When the writer was a small boy he would often jump up suddenly in bed and let out a scream that would awaken the whole household and sometimes some of the neighbors. At other times he would pull the covet down over his head and hold it with both hands while scarcely dating to breathe. The cause of this was frightful dreams of bears, devils, goblins, booga men and other objects of terror that had been used during the day to dampen his childish spirits. A fear of the dark was developed that was not overcome until maturity was reached.

Children thus frightened become clinging cowards and timid dependents. The natural courage, freedom and independence of normal childhood give way to cowardice and timidity. They become afraid of the dark, afraid of the slightest noise at night, are subject to frightful dreams that disturb their sleep and, it is probable that the shocks to their sensitive nervous system are never fully overcome. Nervousness, ill-health, and premature death often result from this thoughtless cruelty. In many ways this form of cruelty is worse for children than whipping. As a means of frightening children into goodness or morality it is open to the same objections as all other methods of creating cowards and liars.

I was walking down a certain street in New York City once. Suddenly I heard a mother command: "Come back here! There comes a cop!" She repeated this twice. The little boy was running away from her. She sought to frighten him and, by this means, to force him to return to her. Controlling children by fright is an exceedingly evil means of control; whether we tell them the cops will get them or tell them that the dogs, or the bogie man, or the black man will get them, makes no difference. The effects on the child are the same.

These effects are far reaching and difficult to eradicate. They effect the body and mind and character of the child. Besides, this is the worst means of controlling children. Like other means of fright and pressure, it is effective only so long as the child is young enough to think that perhaps a cop might "get him." When he learns that the cry of, "there comes a cop" is only bluff, he boldly goes on doing as he pleases. Fear of a thing controls child or adult only so long as he fears it.
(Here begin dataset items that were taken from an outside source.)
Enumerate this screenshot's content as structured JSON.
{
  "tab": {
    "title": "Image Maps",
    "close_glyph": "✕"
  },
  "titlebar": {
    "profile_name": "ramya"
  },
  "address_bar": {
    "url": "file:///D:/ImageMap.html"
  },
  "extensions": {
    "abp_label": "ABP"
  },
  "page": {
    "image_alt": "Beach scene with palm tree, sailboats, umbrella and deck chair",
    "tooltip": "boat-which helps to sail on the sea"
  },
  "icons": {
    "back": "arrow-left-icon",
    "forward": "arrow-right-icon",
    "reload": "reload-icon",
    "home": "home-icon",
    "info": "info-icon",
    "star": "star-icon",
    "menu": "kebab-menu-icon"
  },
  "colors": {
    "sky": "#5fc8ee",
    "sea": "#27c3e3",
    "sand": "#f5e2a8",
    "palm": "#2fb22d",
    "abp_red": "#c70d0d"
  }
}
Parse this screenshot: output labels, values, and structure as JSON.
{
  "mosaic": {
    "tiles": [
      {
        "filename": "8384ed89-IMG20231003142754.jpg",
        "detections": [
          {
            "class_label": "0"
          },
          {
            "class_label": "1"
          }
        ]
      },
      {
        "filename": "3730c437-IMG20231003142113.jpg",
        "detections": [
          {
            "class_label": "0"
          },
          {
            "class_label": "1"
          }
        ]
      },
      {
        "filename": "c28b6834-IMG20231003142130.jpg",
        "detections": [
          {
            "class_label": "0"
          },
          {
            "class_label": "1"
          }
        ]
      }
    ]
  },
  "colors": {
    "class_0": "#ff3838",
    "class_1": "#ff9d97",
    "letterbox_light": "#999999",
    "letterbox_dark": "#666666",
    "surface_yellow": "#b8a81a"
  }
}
My oldest boy as a little child, had no fear of the dark. He went and came at leisure in the dark rooms of the house and gave no thought to the fact that it was dark. His mother and I may have been three or four rooms away, but the little fellow felt no concern for his safety. No one had ever scared him. Then one day a young man visited my office, while little Bernarr was present. While he was in the outer office, he told the child of ghosts and bogie men. He pictured them as staying in dark places and as doing vicious deeds. The boy was frightened. The impression made on his young mind was profound and lasting. His mother and I worked for a full year before we succeeded in largely eradicating the fear of ghosts and bogie men from his mind. A crime had been committed against that child. Such crimes should be punishable. People who scare children, who frighten them with imaginary and unreal dangers, are usually ignorant and thoughtless, but they should be dealt with.

Frightening them to control them, as the above mentioned ignorant mother did, or, frightening them merely for the "fun" of telling ghost stories, as the above mentioned ignorant young man did--its all the same in its effects on the mind of the child.